Sol is the flagship, built for the heaviest lifting- complex coding, in-depth research, and demanding agent-style tasks. Terra sits in the middle, aiming to give businesses strong performance without the cost of running the top-end model constantly. Luna is the budget-friendly option, tuned for speed and everyday tasks where raw power matters less than responsiveness.
Advertisement
Two new features come bundled with the lineup. A "max" reasoning setting gives Sol more room to work through especially tough problems, while a new "ultra" mode lets the model split a task across multiple coordinated sub-agents working in parallel essentially handing off pieces of a complex job to a small team of AI helpers instead of tackling it alone.
OpenAI is pricing the family on a sliding scale: Sol runs $5 per million input tokens and $30 per million output tokens, Terra is roughly half that, and Luna comes in at $1 and $6 respectively. The company also overhauled how prompt caching works, promising more predictable costs for developers who repeatedly send similar requests.
The Government's Role in the Rollout
Here's where things get unusual. OpenAI says it spent the past month walking federal officials through GPT-5.6's capabilities, including meetings CEO Sam Altman held at the White House in early June. The company expected some pushback, maybe a staggered rollout. What it didn't expect was a hard cap of around 20 partners, each individually approved by the government before getting access.
OpenAI says it plans to add more companies to that list next week, with a goal of full availability in the coming weeks. According to the company, federal officials are aware of and supportive of that broader timeline, assuming nothing concerning turns up during the additional testing window.
Still, OpenAI didn't pretend to love the arrangement. In its announcement, the company pushed back fairly directly on the idea that this should become standard practice, arguing that gatekeeping access this way ends up hurting the very people who'd benefit most, developers, businesses, cybersecurity teams, and international partners.

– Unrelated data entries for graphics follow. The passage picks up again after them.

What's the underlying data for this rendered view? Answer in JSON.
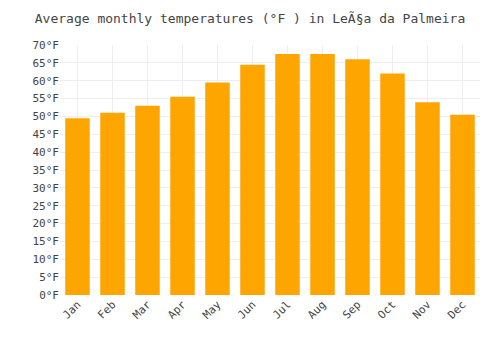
{
  "chart_data": {
    "type": "bar",
    "title": "Average monthly temperatures (°F ) in LeÃ§a da Palmeira",
    "categories": [
      "Jan",
      "Feb",
      "Mar",
      "Apr",
      "May",
      "Jun",
      "Jul",
      "Aug",
      "Sep",
      "Oct",
      "Nov",
      "Dec"
    ],
    "values": [
      49.5,
      51.0,
      53.0,
      55.5,
      59.5,
      64.5,
      67.5,
      67.5,
      66.0,
      62.0,
      54.0,
      50.5
    ],
    "color": "#FFA500",
    "ylim": [
      0,
      70
    ],
    "yticks": [
      {
        "value": 0,
        "label": "0°F"
      },
      {
        "value": 5,
        "label": "5°F"
      },
      {
        "value": 10,
        "label": "10°F"
      },
      {
        "value": 15,
        "label": "15°F"
      },
      {
        "value": 20,
        "label": "20°F"
      },
      {
        "value": 25,
        "label": "25°F"
      },
      {
        "value": 30,
        "label": "30°F"
      },
      {
        "value": 35,
        "label": "35°F"
      },
      {
        "value": 40,
        "label": "40°F"
      },
      {
        "value": 45,
        "label": "45°F"
      },
      {
        "value": 50,
        "label": "50°F"
      },
      {
        "value": 55,
        "label": "55°F"
      },
      {
        "value": 60,
        "label": "60°F"
      },
      {
        "value": 65,
        "label": "65°F"
      },
      {
        "value": 70,
        "label": "70°F"
      }
    ],
    "grid": true
  }
}
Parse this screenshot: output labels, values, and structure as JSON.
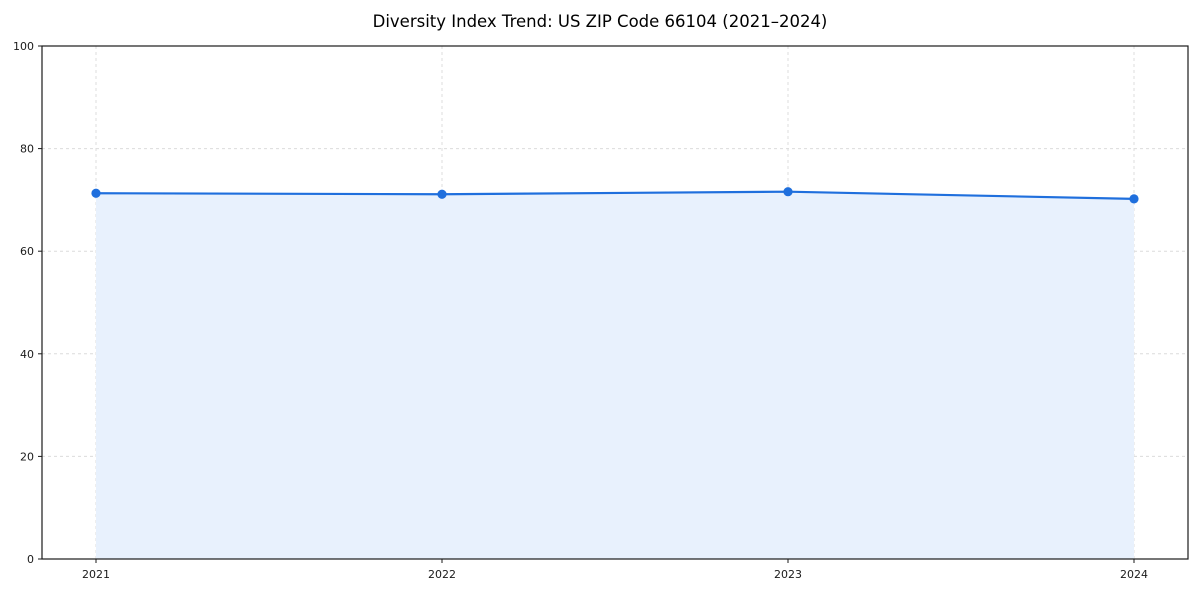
{
  "chart_data": {
    "type": "line",
    "title": "Diversity Index Trend: US ZIP Code 66104 (2021–2024)",
    "x": [
      "2021",
      "2022",
      "2023",
      "2024"
    ],
    "series": [
      {
        "name": "Diversity Index",
        "values": [
          71.3,
          71.1,
          71.6,
          70.2
        ]
      }
    ],
    "ylim": [
      0,
      100
    ],
    "yticks": [
      0,
      20,
      40,
      60,
      80,
      100
    ],
    "xlabel": "",
    "ylabel": "",
    "grid": true,
    "legend_position": "none",
    "colors": {
      "line": "#1f6fdd",
      "marker": "#1f6fdd",
      "area_fill": "#e8f1fd",
      "grid": "#dcdcdc",
      "spine": "#1a1a1a",
      "tick_label": "#1a1a1a",
      "background": "#ffffff"
    }
  }
}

The company framed its cooperation as a temporary bridge rather than an endorsement, saying it's working with the administration to build out a clearer, repeatable review process tied to a forthcoming cybersecurity executive order rather than relying on ad hoc restrictions every time a new model ships.
The Cybersecurity Concern Driving All of This
The core worry from regulators isn't about chatbots writing essays. It's about how good these models have gotten at hacking.
OpenAI itself acknowledged that GPT-5.6 Sol is unusually capable when it comes to finding and patching security vulnerabilities. The company argues the model is better suited to helping defenders close security gaps than it is at independently pulling off a full cyberattack from start to finish, and says Sol's abilities still fall short of what the company defines as a "critical" risk threshold in its internal safety framework.
OpenAI says it's built its strongest safety measures yet around the new models, with the goal of supporting legitimate security work while making it considerably harder for anyone to misuse the technology for offensive hacking.
What Comes Next
The bigger story here is the framework taking shape behind all of this. Under a recent executive order, federal agencies have until August to stand up a classified process specifically for evaluating how risky new AI models are from a cybersecurity standpoint. Models that cross a certain threshold would be labeled "covered frontier models", a designation that would trigger extra scrutiny before they're allowed to reach the public.
In other words, what's happening with GPT-5.6 right now may be a preview of how every major AI release gets handled going forward, at least for the most advanced systems coming out of U.S. labs. Whether that turns into a quick, predictable process or a recurring bottleneck for the entire industry is the question both OpenAI and Anthropic are still waiting on Washington to answer.